C57BL/6 Mouse Vein Endothelial Cells

Conditioned Media from Gastric Cancer Spheroid Cells Promotes Angiogenesis

The previous work demonstrated that KRAS activation in gastric cancer cells induces epithelial-to-mesenchymal transition (EMT) and generates cancer stem-like cells (CSCs). Here, Yoon et al. investigated how KRAS activation in gastric CSCs promotes tumor angiogenesis and metastasis. Gastric CSCs were found to secrete pro-angiogenic factors such as VEGF-A, and KRAS inhibition markedly reduced their secretion.

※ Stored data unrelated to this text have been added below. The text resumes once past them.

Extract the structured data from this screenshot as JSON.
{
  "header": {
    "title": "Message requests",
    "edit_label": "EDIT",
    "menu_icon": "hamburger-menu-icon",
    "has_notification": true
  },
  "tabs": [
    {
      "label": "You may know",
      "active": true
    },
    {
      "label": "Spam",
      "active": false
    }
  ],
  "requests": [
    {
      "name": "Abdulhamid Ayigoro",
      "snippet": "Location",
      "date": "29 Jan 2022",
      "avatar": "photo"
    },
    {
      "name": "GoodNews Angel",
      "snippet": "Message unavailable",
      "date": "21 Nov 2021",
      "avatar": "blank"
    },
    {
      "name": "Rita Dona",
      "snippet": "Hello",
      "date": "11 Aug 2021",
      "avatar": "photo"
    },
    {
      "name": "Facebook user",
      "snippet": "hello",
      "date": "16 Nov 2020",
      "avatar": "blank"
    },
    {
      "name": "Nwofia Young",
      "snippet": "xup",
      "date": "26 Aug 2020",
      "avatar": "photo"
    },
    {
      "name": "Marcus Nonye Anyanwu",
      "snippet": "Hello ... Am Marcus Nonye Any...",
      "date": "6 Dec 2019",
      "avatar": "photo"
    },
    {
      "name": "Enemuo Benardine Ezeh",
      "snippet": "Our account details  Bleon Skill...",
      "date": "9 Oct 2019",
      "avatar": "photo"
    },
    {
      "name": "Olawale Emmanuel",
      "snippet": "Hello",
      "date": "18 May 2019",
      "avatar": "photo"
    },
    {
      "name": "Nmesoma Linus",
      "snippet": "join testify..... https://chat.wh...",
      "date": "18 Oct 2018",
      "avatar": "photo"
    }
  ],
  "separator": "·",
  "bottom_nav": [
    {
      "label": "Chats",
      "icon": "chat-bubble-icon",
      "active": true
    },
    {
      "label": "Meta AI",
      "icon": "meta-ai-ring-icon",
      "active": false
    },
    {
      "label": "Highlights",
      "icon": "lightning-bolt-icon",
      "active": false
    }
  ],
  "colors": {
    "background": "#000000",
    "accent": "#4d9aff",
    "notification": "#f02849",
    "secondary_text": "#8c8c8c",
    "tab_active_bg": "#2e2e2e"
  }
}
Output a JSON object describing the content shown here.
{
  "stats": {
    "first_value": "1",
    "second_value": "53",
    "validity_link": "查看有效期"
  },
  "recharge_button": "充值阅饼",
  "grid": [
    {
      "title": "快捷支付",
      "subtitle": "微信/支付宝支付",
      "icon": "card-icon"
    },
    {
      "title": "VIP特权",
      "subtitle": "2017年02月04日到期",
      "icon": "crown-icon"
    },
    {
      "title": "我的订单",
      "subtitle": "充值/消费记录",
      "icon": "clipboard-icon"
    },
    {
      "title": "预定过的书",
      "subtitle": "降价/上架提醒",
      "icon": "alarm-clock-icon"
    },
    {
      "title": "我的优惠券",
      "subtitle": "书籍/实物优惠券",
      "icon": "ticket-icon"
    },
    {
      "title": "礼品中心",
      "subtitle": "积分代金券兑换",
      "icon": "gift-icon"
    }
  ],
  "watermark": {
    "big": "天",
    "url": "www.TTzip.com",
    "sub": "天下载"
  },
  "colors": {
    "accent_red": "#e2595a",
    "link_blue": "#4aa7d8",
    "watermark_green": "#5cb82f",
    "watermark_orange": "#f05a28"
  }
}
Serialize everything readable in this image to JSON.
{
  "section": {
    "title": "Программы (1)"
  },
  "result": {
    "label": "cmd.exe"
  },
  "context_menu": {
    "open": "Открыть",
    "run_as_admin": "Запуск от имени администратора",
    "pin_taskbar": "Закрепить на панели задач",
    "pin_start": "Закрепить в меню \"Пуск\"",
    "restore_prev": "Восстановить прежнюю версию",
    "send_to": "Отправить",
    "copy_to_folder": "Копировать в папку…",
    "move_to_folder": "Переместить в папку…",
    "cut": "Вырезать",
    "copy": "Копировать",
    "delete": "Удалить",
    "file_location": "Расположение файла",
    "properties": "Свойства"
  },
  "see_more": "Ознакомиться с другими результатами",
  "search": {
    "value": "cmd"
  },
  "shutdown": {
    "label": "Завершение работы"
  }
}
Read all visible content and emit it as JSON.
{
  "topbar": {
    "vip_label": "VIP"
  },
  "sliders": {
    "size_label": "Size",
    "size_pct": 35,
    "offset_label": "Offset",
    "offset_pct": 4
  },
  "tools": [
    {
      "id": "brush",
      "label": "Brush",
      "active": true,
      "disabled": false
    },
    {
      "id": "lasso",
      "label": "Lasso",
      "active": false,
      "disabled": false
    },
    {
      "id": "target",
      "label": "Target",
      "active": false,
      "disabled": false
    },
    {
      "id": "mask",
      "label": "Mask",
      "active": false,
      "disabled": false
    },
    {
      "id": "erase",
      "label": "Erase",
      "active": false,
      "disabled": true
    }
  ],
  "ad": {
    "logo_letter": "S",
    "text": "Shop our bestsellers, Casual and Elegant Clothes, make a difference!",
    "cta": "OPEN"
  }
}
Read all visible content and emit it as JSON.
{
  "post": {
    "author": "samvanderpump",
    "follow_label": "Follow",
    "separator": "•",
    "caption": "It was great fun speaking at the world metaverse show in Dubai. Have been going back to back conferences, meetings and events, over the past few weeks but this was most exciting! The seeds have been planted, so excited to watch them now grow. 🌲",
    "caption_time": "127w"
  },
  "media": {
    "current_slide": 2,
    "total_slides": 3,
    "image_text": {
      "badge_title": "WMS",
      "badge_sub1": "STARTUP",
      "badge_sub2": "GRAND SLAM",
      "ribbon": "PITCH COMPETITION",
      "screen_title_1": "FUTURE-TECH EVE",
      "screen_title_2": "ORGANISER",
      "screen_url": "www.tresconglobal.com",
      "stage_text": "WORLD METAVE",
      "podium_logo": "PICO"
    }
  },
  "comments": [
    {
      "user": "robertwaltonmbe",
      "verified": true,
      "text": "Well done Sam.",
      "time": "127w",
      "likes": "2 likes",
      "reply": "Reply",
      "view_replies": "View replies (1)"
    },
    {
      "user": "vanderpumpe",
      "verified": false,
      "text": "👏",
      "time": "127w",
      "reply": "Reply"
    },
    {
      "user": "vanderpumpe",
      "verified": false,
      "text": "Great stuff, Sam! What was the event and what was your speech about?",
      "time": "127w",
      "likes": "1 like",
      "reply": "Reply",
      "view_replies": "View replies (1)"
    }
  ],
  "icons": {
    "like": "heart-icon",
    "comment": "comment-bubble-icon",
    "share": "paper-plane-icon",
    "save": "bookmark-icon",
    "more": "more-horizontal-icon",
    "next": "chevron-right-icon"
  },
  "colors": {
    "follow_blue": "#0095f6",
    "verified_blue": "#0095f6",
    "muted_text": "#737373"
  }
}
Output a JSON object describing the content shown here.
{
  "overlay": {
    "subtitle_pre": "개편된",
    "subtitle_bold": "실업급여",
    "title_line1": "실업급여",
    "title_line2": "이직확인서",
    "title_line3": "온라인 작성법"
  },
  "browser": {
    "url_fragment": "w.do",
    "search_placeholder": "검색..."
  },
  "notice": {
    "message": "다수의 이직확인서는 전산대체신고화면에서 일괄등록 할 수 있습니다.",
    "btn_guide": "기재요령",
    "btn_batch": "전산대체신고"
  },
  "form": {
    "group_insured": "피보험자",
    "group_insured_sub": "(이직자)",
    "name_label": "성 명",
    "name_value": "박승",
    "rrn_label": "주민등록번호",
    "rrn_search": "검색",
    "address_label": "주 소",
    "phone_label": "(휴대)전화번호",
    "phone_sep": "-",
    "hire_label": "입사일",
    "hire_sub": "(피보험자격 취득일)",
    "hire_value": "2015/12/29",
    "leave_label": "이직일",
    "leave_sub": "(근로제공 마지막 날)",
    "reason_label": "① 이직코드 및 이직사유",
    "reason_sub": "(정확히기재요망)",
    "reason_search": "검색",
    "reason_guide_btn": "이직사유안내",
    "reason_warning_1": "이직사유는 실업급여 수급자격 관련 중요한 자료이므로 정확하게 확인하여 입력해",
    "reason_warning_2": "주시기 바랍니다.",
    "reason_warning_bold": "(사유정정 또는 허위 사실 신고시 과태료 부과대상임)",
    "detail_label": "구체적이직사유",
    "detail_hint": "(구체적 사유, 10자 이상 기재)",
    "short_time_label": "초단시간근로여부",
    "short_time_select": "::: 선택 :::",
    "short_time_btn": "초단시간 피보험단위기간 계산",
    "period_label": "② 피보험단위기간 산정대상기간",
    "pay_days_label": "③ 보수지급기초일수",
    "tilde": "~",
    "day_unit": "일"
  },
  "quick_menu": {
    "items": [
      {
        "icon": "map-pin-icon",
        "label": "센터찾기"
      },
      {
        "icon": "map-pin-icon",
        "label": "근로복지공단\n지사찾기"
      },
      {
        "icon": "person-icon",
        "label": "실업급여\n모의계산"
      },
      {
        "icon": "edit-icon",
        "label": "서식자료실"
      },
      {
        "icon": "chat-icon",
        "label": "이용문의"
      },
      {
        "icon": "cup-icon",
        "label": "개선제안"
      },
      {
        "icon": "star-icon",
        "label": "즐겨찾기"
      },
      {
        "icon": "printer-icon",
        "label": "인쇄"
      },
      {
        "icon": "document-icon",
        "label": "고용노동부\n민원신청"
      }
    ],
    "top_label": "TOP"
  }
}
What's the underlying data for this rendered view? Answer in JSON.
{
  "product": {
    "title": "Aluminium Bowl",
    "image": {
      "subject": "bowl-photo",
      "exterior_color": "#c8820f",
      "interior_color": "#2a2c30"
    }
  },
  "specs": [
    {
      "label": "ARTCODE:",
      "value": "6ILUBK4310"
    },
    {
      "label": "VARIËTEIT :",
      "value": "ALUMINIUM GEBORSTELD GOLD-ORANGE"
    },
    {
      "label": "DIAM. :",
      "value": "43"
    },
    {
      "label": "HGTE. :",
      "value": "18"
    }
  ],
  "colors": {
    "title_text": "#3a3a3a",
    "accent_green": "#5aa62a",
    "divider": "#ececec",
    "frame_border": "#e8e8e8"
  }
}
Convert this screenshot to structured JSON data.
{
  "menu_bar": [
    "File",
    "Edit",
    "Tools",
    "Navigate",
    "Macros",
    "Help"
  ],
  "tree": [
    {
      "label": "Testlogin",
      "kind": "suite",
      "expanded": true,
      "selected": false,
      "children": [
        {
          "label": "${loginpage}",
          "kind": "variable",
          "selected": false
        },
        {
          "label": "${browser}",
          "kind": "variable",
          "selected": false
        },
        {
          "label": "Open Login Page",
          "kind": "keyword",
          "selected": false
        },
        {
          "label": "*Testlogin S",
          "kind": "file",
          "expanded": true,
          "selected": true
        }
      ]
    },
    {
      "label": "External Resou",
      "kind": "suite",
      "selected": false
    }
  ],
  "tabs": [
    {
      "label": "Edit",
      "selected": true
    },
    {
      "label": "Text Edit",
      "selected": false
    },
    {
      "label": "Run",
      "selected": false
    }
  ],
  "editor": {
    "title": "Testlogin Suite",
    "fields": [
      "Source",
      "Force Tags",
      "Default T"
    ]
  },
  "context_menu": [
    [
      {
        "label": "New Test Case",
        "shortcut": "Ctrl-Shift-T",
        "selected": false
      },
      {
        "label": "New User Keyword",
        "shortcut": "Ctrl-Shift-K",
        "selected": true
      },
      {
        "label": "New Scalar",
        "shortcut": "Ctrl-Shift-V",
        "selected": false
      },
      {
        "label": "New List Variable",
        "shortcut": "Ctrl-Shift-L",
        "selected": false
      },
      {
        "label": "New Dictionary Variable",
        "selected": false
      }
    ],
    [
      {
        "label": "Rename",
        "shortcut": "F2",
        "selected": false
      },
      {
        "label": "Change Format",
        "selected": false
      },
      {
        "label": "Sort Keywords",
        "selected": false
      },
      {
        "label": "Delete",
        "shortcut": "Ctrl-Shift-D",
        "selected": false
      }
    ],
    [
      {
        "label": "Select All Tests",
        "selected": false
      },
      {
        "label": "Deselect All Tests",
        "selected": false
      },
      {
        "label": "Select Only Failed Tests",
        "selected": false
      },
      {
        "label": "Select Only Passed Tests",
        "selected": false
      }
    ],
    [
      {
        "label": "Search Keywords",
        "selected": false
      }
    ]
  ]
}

They utilized a genetically engineered mouse model of gastric adenocarcinoma (GA) driven by Trp53 loss, Cdh1 loss, and oncogenic KrasG12D in gastric parietal cells (Tcon mice). These mice developed intestinal and diffuse-type GAs with 100% penetrance and metastases to lymph nodes, lung, and liver. Tumor-derived organoids and cell lines (Tcon3077 and Tcon3944) were generated from two Tcon tumors. As spheroid culture enriches for CSCs, they compared conditioned media from Tcon3944 monolayer versus spheroid cells in tube formation assays with mouse vein endothelial cells (MVEC). Spheroid-conditioned media induced 2.2-fold greater tube formation than monolayer-conditioned media (Fig. 1A), with similar results for Tcon3077 cells. Human GA cell lines (AGS, MKN-45, SNU668, KATOIII) grown as spheroids similarly showed 1.9-4.3-fold increased HUVEC tube formation compared to monolayers (Fig. 1B). To determine if KRAS drives angiogenic factor secretion, KRAS was knocked down using shRNA (efficiency confirmed by Western blot; Fig. 1C). KRAS knockdown in Tcon3944 spheroid cells reduced MVEC tube formation by 86.3% (Fig. 1D), with comparable results in Tcon3077 cells and human GA spheroid cells (75-91% reduction; Fig. 1E). These data indicate that KRAS activation in GA spheroid cells promotes pro-angiogenic factor secretion.